Sir Ralph de Ashton or Assheton (fl. 1421–1486), was an officer of state under Edward IV of England.

Ashton arms: Argent, a mullet sable pierced of the field

==Early life==
Ashton was the half-brother of Sir Thomas de Ashton (fl. 1446) the alchemist, and the son of the Sir John de Ashton mentioned by Froissart. His mother was Margaret, daughter of Sir John Byron of Clayton. In his seventeenth year, he was one of the pages of honour to Henry VI, and at the same early age, he married Margaret, the heiress of the Bartons of Middleton, and became the founder of the family that held the lordship there until the 18th century, when it passed by the female line to the holders of the Suffield peerage. His grandson Richard Ashton rebuilt St Leonard's church at Middleton in 1524.

==Offices==
Ralph Ashton was a man of influence, and in the reign of Edward IV he held various offices. He was High Sheriff of Yorkshire in 1472, and for his courage at the capture of Berwick upon Tweed he was made a knight banneret at Hutton Field.

When his commander, the Duke of Gloucester, became Richard III, he rewarded Sir Ralph's adhesion to the Yorkist cause by extensive grants of land. In 1483 he was appointed vice-constable of England and lieutenant of the Tower of London. The date of his death is unknown, but he is traditionally said to have been shot at Ashton-under-Lyne, and the yearly ceremony known as the "Riding of the Black Lad" is regarded as a commemoration of that event.

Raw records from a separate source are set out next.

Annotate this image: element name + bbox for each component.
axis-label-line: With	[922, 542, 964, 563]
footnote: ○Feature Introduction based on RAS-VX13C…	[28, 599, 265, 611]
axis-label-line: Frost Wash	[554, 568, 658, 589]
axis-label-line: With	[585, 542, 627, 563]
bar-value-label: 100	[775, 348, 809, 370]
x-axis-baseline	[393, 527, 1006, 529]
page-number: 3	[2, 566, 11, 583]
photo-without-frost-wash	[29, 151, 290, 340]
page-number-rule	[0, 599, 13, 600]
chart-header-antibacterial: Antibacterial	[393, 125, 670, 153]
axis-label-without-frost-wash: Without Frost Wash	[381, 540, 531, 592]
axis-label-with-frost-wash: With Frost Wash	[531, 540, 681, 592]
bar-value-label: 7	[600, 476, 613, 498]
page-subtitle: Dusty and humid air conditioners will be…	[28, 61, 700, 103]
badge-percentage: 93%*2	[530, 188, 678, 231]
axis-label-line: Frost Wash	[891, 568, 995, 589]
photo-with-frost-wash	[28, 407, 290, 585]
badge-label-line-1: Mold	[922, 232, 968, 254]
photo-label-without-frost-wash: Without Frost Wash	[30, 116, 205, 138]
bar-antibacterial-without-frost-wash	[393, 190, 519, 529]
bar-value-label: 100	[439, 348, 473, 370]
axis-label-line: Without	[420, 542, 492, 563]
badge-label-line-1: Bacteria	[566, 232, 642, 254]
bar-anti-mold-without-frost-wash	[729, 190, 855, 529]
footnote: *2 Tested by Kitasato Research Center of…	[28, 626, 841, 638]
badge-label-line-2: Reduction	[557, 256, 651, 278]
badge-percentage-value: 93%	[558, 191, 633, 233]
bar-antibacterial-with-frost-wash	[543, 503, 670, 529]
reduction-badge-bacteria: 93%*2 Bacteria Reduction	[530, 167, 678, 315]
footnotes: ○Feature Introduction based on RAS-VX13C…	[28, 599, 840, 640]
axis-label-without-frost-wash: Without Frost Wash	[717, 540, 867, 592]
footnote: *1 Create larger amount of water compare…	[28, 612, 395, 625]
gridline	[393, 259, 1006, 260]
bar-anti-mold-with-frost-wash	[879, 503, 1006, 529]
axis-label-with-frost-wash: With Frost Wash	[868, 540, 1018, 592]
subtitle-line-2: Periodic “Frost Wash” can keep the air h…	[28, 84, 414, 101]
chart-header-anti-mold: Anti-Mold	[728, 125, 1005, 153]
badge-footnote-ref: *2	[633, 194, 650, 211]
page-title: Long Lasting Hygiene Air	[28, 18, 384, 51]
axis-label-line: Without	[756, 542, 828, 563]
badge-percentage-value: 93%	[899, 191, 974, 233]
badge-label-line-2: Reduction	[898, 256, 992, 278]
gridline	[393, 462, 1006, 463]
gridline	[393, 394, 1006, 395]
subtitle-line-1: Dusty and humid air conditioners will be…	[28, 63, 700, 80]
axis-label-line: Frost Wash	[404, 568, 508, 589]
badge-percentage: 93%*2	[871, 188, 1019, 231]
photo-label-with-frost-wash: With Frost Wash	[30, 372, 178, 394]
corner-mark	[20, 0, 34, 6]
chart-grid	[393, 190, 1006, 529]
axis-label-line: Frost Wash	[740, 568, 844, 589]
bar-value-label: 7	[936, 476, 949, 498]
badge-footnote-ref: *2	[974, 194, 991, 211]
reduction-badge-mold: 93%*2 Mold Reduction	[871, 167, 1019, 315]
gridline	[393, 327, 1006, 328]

There is a very full rent-roll or custumal of the manor of Ashton in 1422, in which the various names and obligations of the tenants are set forth.

==Legacy==
Ralph Ashton is mentioned in a passage that Dr. Hibbert-Ware has explained with much ingenuity, though not with absolute certainty. According to this, corn marigold (Chrysanthemun segetum) grew so extensively in the low wetland about Ashton as to be inimical to the crops, and the lord of the manor had an annual inspection and levied fines on those tenants on whose lands it was seen. This power, delegated to Ralph Ashton and his brother Robert, is said to have been made the pretext of such tyrannical exactions that on one of these visitations the tenants rose in desperation and the "Black Knight" was slain. Others hold that it was whilst exercising in the northern parts his despotic powers as vice-constable that he excited the terror expressed in the legendary rhyme:—

Sweet Jesu, for thy mercy's sake
And for thy bitter passion,
Save us from the axe of the Tower,
And from Sir Ralph of Ashton.

The effigy of the Black Knight used to be paraded through the town of Ashton on Easter Monday.